C Terry Steinbach 1.2 WAR
C Javier Valentin 0.9 WAR
Steinbach came back for one more year in his age 37 season. The expectation out of spring was not great for his bat, but his value was felt to be in the way he handled the young pitching staff. It was also felt that, though he had experience for the last several years, Javy Valentin was not yet ready to be an every day catcher. The buzz was that if Steinbach wasn’t able to play the Twins might turn to prospect Matt LeCroy. As it turned out, when Steinbach went down with an injury, the team brought A.J. Pierzynski up for 9 games. Steinbach was only out of for a short stint, and had a better-than-expected season at the plate. He performed so well that he mulled playing again in 2000, but ultimately retired in the winter. In three seasons with the Twins, Steinbach batted .256/.321/.391/.748 with 30 home runs.

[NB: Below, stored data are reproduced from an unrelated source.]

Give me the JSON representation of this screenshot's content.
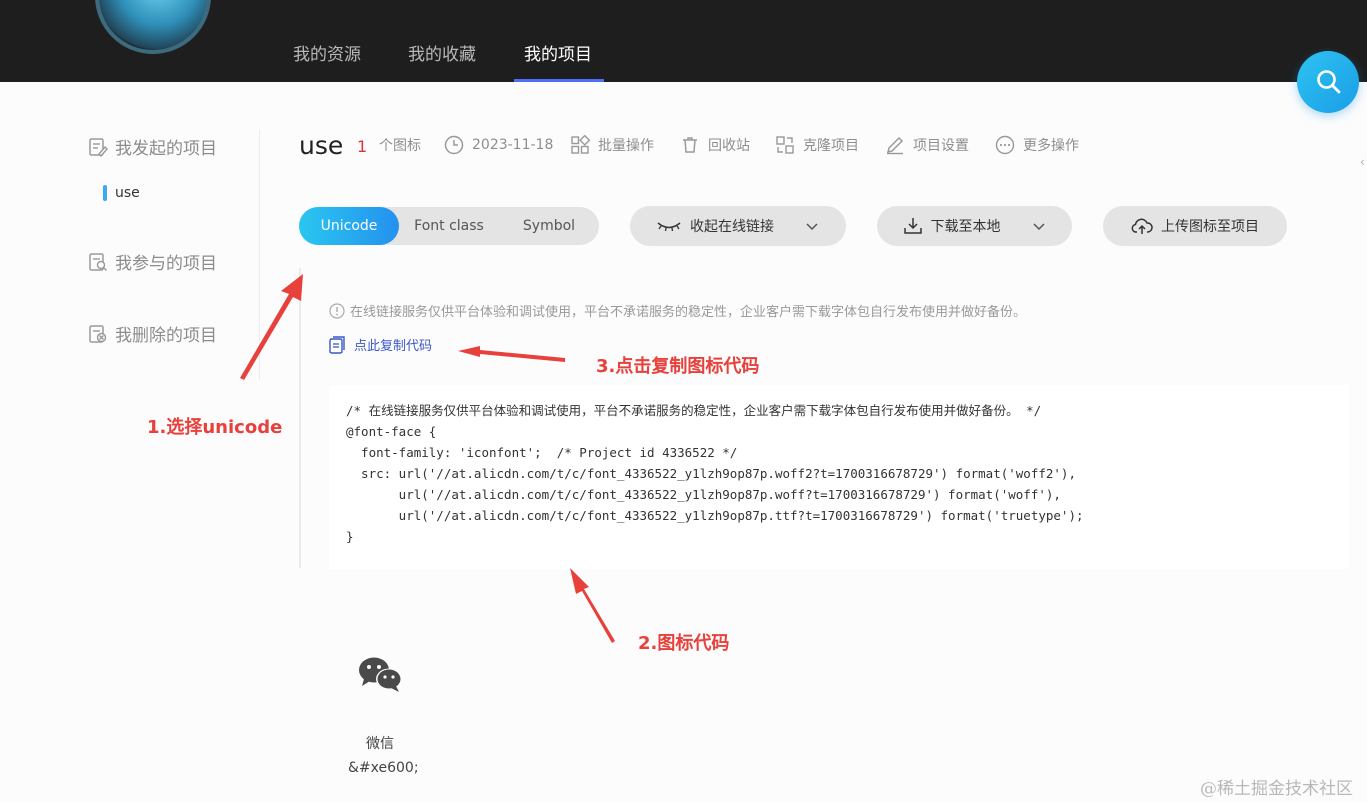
{
  "header": {
    "tabs": [
      {
        "label": "我的资源",
        "active": false
      },
      {
        "label": "我的收藏",
        "active": false
      },
      {
        "label": "我的项目",
        "active": true
      }
    ]
  },
  "sidebar": {
    "started": "我发起的项目",
    "started_sub": "use",
    "joined": "我参与的项目",
    "deleted": "我删除的项目"
  },
  "project": {
    "name": "use",
    "icon_count": "1",
    "icon_count_unit": "个图标",
    "date": "2023-11-18",
    "tools": {
      "batch": "批量操作",
      "recycle": "回收站",
      "clone": "克隆项目",
      "settings": "项目设置",
      "more": "更多操作"
    }
  },
  "format_tabs": {
    "unicode": "Unicode",
    "font_class": "Font class",
    "symbol": "Symbol",
    "selected": "Unicode"
  },
  "actions": {
    "collapse_link": "收起在线链接",
    "download": "下载至本地",
    "upload": "上传图标至项目"
  },
  "notice": "在线链接服务仅供平台体验和调试使用，平台不承诺服务的稳定性，企业客户需下载字体包自行发布使用并做好备份。",
  "copy_code_label": "点此复制代码",
  "code_lines": [
    "/* 在线链接服务仅供平台体验和调试使用，平台不承诺服务的稳定性，企业客户需下载字体包自行发布使用并做好备份。 */",
    "@font-face {",
    "  font-family: 'iconfont';  /* Project id 4336522 */",
    "  src: url('//at.alicdn.com/t/c/font_4336522_y1lzh9op87p.woff2?t=1700316678729') format('woff2'),",
    "       url('//at.alicdn.com/t/c/font_4336522_y1lzh9op87p.woff?t=1700316678729') format('woff'),",
    "       url('//at.alicdn.com/t/c/font_4336522_y1lzh9op87p.ttf?t=1700316678729') format('truetype');",
    "}"
  ],
  "annotations": {
    "a1": "1.选择unicode",
    "a2": "2.图标代码",
    "a3": "3.点击复制图标代码"
  },
  "icons": [
    {
      "name": "微信",
      "code": "&#xe600;",
      "icon": "wechat-icon"
    }
  ],
  "watermark": "@稀土掘金技术社区",
  "colors": {
    "accent": "#2491ee",
    "annotation": "#e8403a",
    "count": "#e0303a"
  }
}
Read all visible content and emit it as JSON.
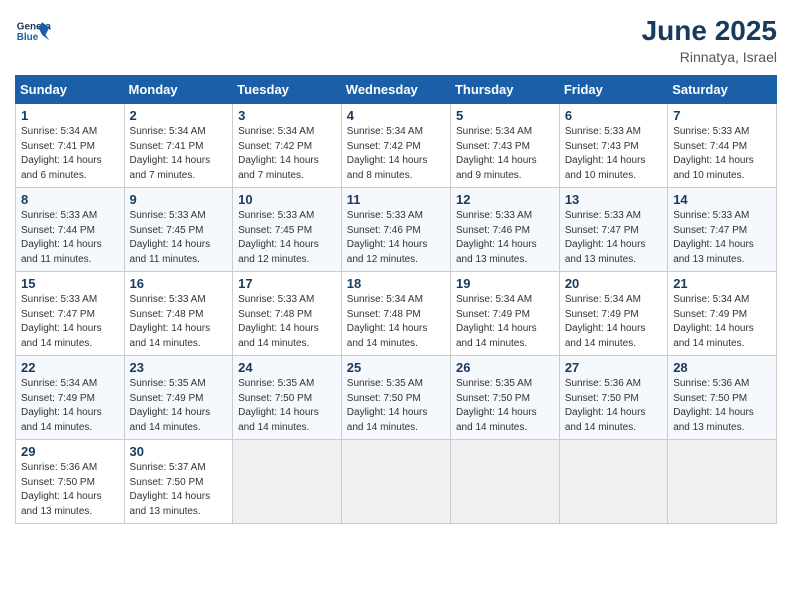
{
  "header": {
    "logo_line1": "General",
    "logo_line2": "Blue",
    "month": "June 2025",
    "location": "Rinnatya, Israel"
  },
  "days_of_week": [
    "Sunday",
    "Monday",
    "Tuesday",
    "Wednesday",
    "Thursday",
    "Friday",
    "Saturday"
  ],
  "weeks": [
    [
      {
        "day": "1",
        "info": "Sunrise: 5:34 AM\nSunset: 7:41 PM\nDaylight: 14 hours\nand 6 minutes."
      },
      {
        "day": "2",
        "info": "Sunrise: 5:34 AM\nSunset: 7:41 PM\nDaylight: 14 hours\nand 7 minutes."
      },
      {
        "day": "3",
        "info": "Sunrise: 5:34 AM\nSunset: 7:42 PM\nDaylight: 14 hours\nand 7 minutes."
      },
      {
        "day": "4",
        "info": "Sunrise: 5:34 AM\nSunset: 7:42 PM\nDaylight: 14 hours\nand 8 minutes."
      },
      {
        "day": "5",
        "info": "Sunrise: 5:34 AM\nSunset: 7:43 PM\nDaylight: 14 hours\nand 9 minutes."
      },
      {
        "day": "6",
        "info": "Sunrise: 5:33 AM\nSunset: 7:43 PM\nDaylight: 14 hours\nand 10 minutes."
      },
      {
        "day": "7",
        "info": "Sunrise: 5:33 AM\nSunset: 7:44 PM\nDaylight: 14 hours\nand 10 minutes."
      }
    ],
    [
      {
        "day": "8",
        "info": "Sunrise: 5:33 AM\nSunset: 7:44 PM\nDaylight: 14 hours\nand 11 minutes."
      },
      {
        "day": "9",
        "info": "Sunrise: 5:33 AM\nSunset: 7:45 PM\nDaylight: 14 hours\nand 11 minutes."
      },
      {
        "day": "10",
        "info": "Sunrise: 5:33 AM\nSunset: 7:45 PM\nDaylight: 14 hours\nand 12 minutes."
      },
      {
        "day": "11",
        "info": "Sunrise: 5:33 AM\nSunset: 7:46 PM\nDaylight: 14 hours\nand 12 minutes."
      },
      {
        "day": "12",
        "info": "Sunrise: 5:33 AM\nSunset: 7:46 PM\nDaylight: 14 hours\nand 13 minutes."
      },
      {
        "day": "13",
        "info": "Sunrise: 5:33 AM\nSunset: 7:47 PM\nDaylight: 14 hours\nand 13 minutes."
      },
      {
        "day": "14",
        "info": "Sunrise: 5:33 AM\nSunset: 7:47 PM\nDaylight: 14 hours\nand 13 minutes."
      }
    ],
    [
      {
        "day": "15",
        "info": "Sunrise: 5:33 AM\nSunset: 7:47 PM\nDaylight: 14 hours\nand 14 minutes."
      },
      {
        "day": "16",
        "info": "Sunrise: 5:33 AM\nSunset: 7:48 PM\nDaylight: 14 hours\nand 14 minutes."
      },
      {
        "day": "17",
        "info": "Sunrise: 5:33 AM\nSunset: 7:48 PM\nDaylight: 14 hours\nand 14 minutes."
      },
      {
        "day": "18",
        "info": "Sunrise: 5:34 AM\nSunset: 7:48 PM\nDaylight: 14 hours\nand 14 minutes."
      },
      {
        "day": "19",
        "info": "Sunrise: 5:34 AM\nSunset: 7:49 PM\nDaylight: 14 hours\nand 14 minutes."
      },
      {
        "day": "20",
        "info": "Sunrise: 5:34 AM\nSunset: 7:49 PM\nDaylight: 14 hours\nand 14 minutes."
      },
      {
        "day": "21",
        "info": "Sunrise: 5:34 AM\nSunset: 7:49 PM\nDaylight: 14 hours\nand 14 minutes."
      }
    ],
    [
      {
        "day": "22",
        "info": "Sunrise: 5:34 AM\nSunset: 7:49 PM\nDaylight: 14 hours\nand 14 minutes."
      },
      {
        "day": "23",
        "info": "Sunrise: 5:35 AM\nSunset: 7:49 PM\nDaylight: 14 hours\nand 14 minutes."
      },
      {
        "day": "24",
        "info": "Sunrise: 5:35 AM\nSunset: 7:50 PM\nDaylight: 14 hours\nand 14 minutes."
      },
      {
        "day": "25",
        "info": "Sunrise: 5:35 AM\nSunset: 7:50 PM\nDaylight: 14 hours\nand 14 minutes."
      },
      {
        "day": "26",
        "info": "Sunrise: 5:35 AM\nSunset: 7:50 PM\nDaylight: 14 hours\nand 14 minutes."
      },
      {
        "day": "27",
        "info": "Sunrise: 5:36 AM\nSunset: 7:50 PM\nDaylight: 14 hours\nand 14 minutes."
      },
      {
        "day": "28",
        "info": "Sunrise: 5:36 AM\nSunset: 7:50 PM\nDaylight: 14 hours\nand 13 minutes."
      }
    ],
    [
      {
        "day": "29",
        "info": "Sunrise: 5:36 AM\nSunset: 7:50 PM\nDaylight: 14 hours\nand 13 minutes."
      },
      {
        "day": "30",
        "info": "Sunrise: 5:37 AM\nSunset: 7:50 PM\nDaylight: 14 hours\nand 13 minutes."
      },
      null,
      null,
      null,
      null,
      null
    ]
  ]
}
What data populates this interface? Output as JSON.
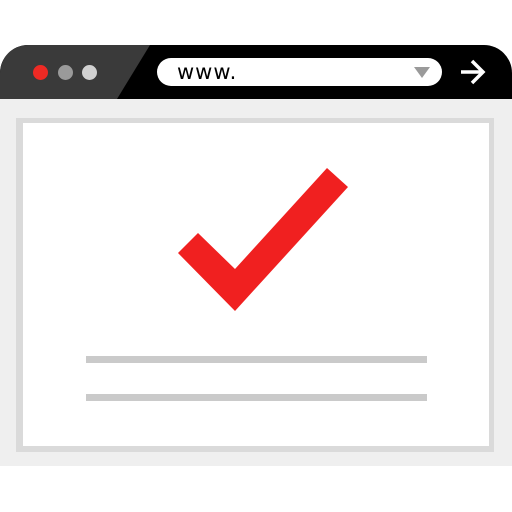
{
  "address_bar": {
    "url": "www."
  },
  "window_controls": {
    "close_color": "#ee2a24",
    "minimize_color": "#9a9a9a",
    "maximize_color": "#d0d0d0"
  },
  "icons": {
    "dropdown": "chevron-down-icon",
    "go": "arrow-right-icon",
    "status": "checkmark-icon"
  },
  "colors": {
    "titlebar": "#000000",
    "accent": "#f02020",
    "page_background": "#efefef"
  }
}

1B Doug Mientkiewicz -1.7 WAR
IF Ron Coomer 0.8 WAR
Mientkiewicz was considered the team’s most polished prospect heading into the season. He won the Eastern League batting title in 1998 and earned a starting job with the Twins out of spring training in 1999. Mientkiewicz was known mostly for his glove and hitting for average. He was often compared with Mark Grace. The rookie found major league pitching to be a giant step up from AA ball, and struggled offensively most of the season. By June, Ron Coomer was getting more and more playing time at first base (and less at third due to Koskie’s success).
2B Todd Walker 0.3 WAR
After getting off to his typical slow start, Todd Walker slowly brought his hitting numbers up as the season went on. He ended at .279/.343/.397/.740. Tom Kelly and the organization were pretty public with the idea that if Walker was not going to be a 20 home run guy (he hit 9 in 1999), that they would like to see his batting average above .300. Walker was also not a favorite of the organization due to the fact that he didn’t run fast and defensively, according to Jim Souhan “his range is limited and he doesn’t have soft hands.” Ultimately Walker was traded to the Rockies in the summer of 2000.

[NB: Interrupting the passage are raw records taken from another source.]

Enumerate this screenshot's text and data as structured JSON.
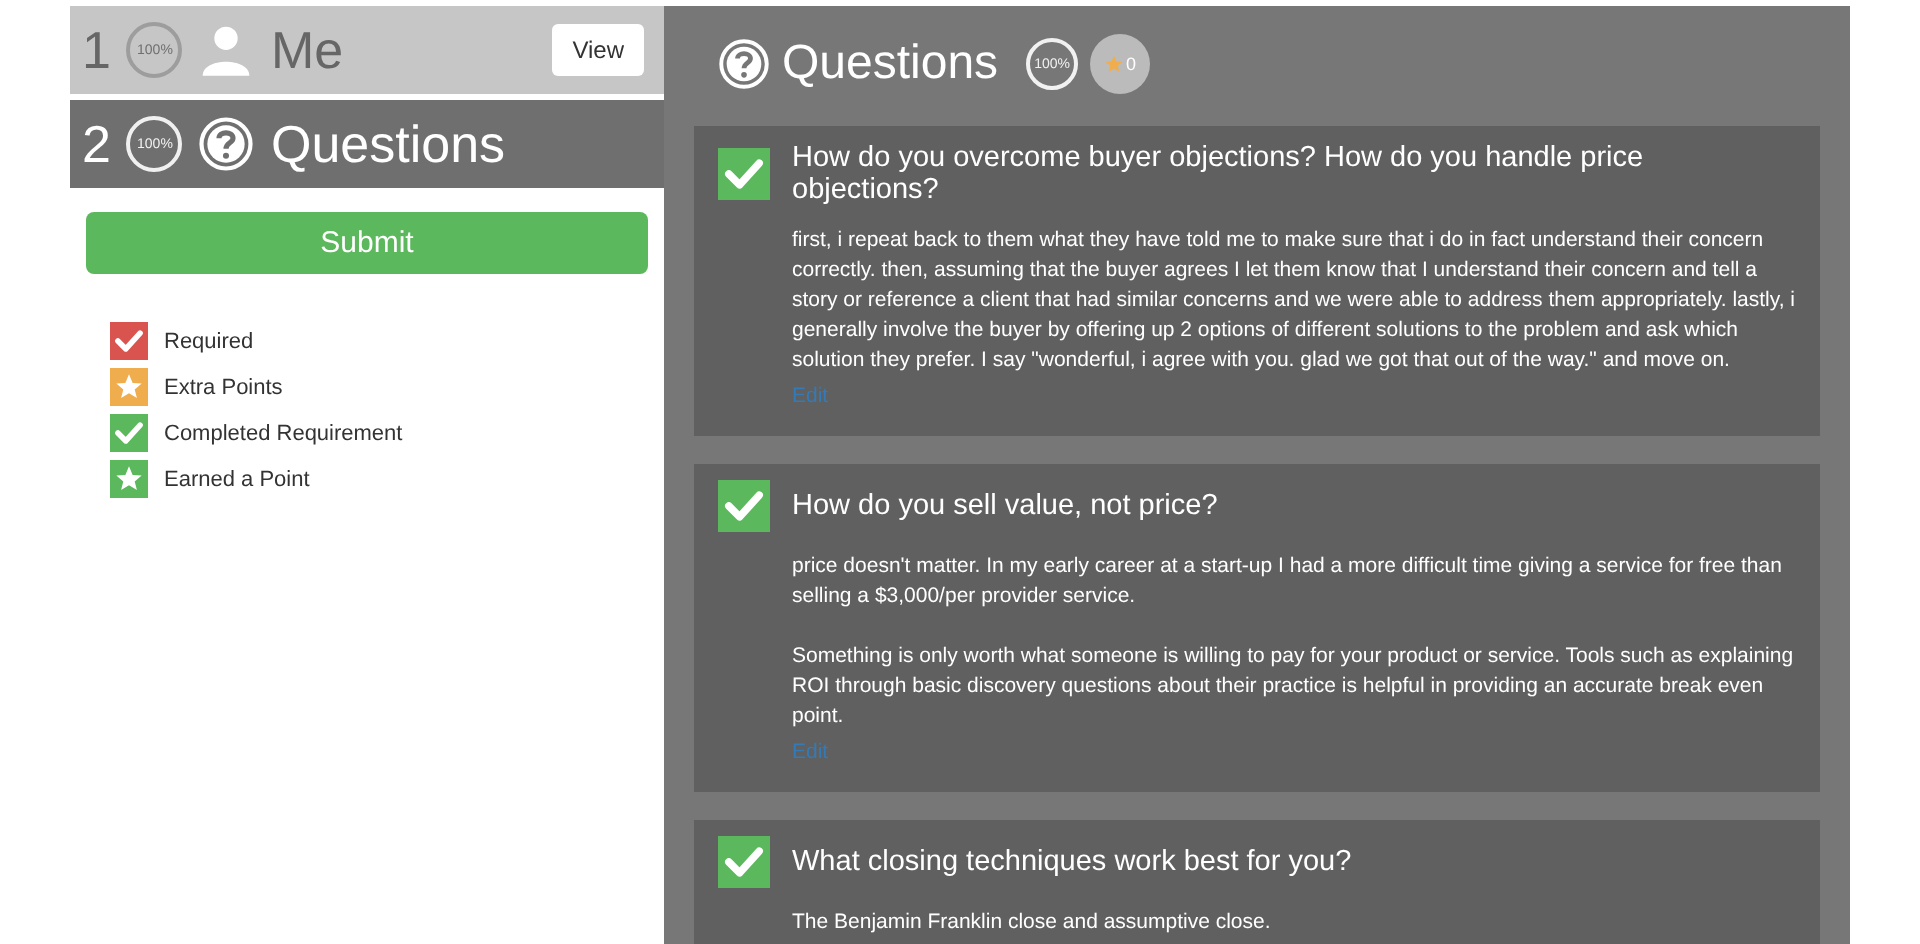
{
  "steps": [
    {
      "number": "1",
      "progress": "100%",
      "kind": "person",
      "label": "Me",
      "selected": false,
      "button": "View"
    },
    {
      "number": "2",
      "progress": "100%",
      "kind": "question",
      "label": "Questions",
      "selected": true
    }
  ],
  "submit": "Submit",
  "legend": [
    {
      "kind": "check",
      "color": "#d9534f",
      "label": "Required"
    },
    {
      "kind": "star",
      "color": "#f0ad4e",
      "label": "Extra Points"
    },
    {
      "kind": "check",
      "color": "#5cb85c",
      "label": "Completed Requirement"
    },
    {
      "kind": "star",
      "color": "#5cb85c",
      "label": "Earned a Point"
    }
  ],
  "main": {
    "title": "Questions",
    "progress": "100%",
    "points": "0"
  },
  "questions": [
    {
      "completed": true,
      "question": "How do you overcome buyer objections? How do you handle price objections?",
      "answer": [
        "first, i repeat back to them what they have told me to make sure that i do in fact understand their concern correctly. then, assuming that the buyer agrees I let them know that I understand their concern and tell a story or reference a client that had similar concerns and we were able to address them appropriately. lastly, i generally involve the buyer by offering up 2 options of different solutions to the problem and ask which solution they prefer. I say \"wonderful, i agree with you. glad we got that out of the way.\" and move on."
      ],
      "edit": "Edit"
    },
    {
      "completed": true,
      "question": "How do you sell value, not price?",
      "answer": [
        "price doesn't matter. In my early career at a start-up I had a more difficult time giving a service for free than selling a $3,000/per provider service.",
        "Something is only worth what someone is willing to pay for your product or service. Tools such as explaining ROI through basic discovery questions about their practice is helpful in providing an accurate break even point."
      ],
      "edit": "Edit"
    },
    {
      "completed": true,
      "question": "What closing techniques work best for you?",
      "answer": [
        "The Benjamin Franklin close and assumptive close."
      ]
    }
  ]
}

SS Cristian Guzman -2.5 WAR
While the company line was mostly positive, it’s hard to look at Cristian Guzman’s rookie year as anything but an extended time for the young man to take his lumps, particularly at the plate. His final OPS+ was 38. A switch hitter, Guzman showed a large split at the plate (.470 OPS vs right-handed pitching, .736 vs left-handed pitching). The Twins, at least publicly, were very impressed with his defense and speed. Despite a tough year, Guzman returned as the starter in 2000.
3B Corey Koskie 2.6 WAR
Koskie started the season as a part-time third baseman whose glove was considered shaky and offense was questionable at the major league level. By June, he had established himself as the cream of the young crop of Twins. He worked hard at his fielding and ended the season as a +8 third baseman. Koskie was also the best hitter on the team in 1999. The plan out of spring training was for Koskie to platoon with veteran Ron Coomer at third base, but Koskie’s success meant Coomer ended up spelling Mientkiewicz at first base more often.
LF Chad Allen -0.8 WAR
The Twins drafted Allen in the 4th round of the 1996 draft. He made his debut in 1999. Allen’s rookie year would be his busiest major league season, accounting for almost half of his game appearances over the course of a 7-year major league career.
CF Torii Hunter 0.8 WAR
OF Jacque Jones 1.8 WAR
Hunter was among those Twins rookies who fought to keep their heads above water in a difficult 1999 season. Hunter’s performance was pretty good, and the team was hoping that he would continue to improve. There was already some buzz surrounding the 23-year-old’s defense in center field, but in the late summer months the Twins brought Jacque Jones up to challenge Hunter for the center field position. Jim Souhan was among those who felt Jones had the inside edge because of his versatility.
RF Matt Lawton 0.5 WAR
Lawton missed a month in the early part of the season due to a fractured eye socket as a result of a Dennys Reyes pitch to the face. When he went down on June 8 Lawton had on OPS of .741 – down a bit from the standards Lawton had set in the previous two seasons. By the end of the season Lawton’s OPS was .708, well down from his standards.
DH Marty Cordova 0.9 WAR
At the age of 29 Cordova was on the outside looking in of the team’s youth movement. Though his numbers were up slightly from the previous two seasons, it was clear that there was little room on the team for the former rookie of the year. He became a free agent after the season and landed with the Toronto Blue Jays in 2000 where he struggled. Cordova had a monster year with Cleveland in 2001, and finished his career with Baltimore in 2002 and 2003.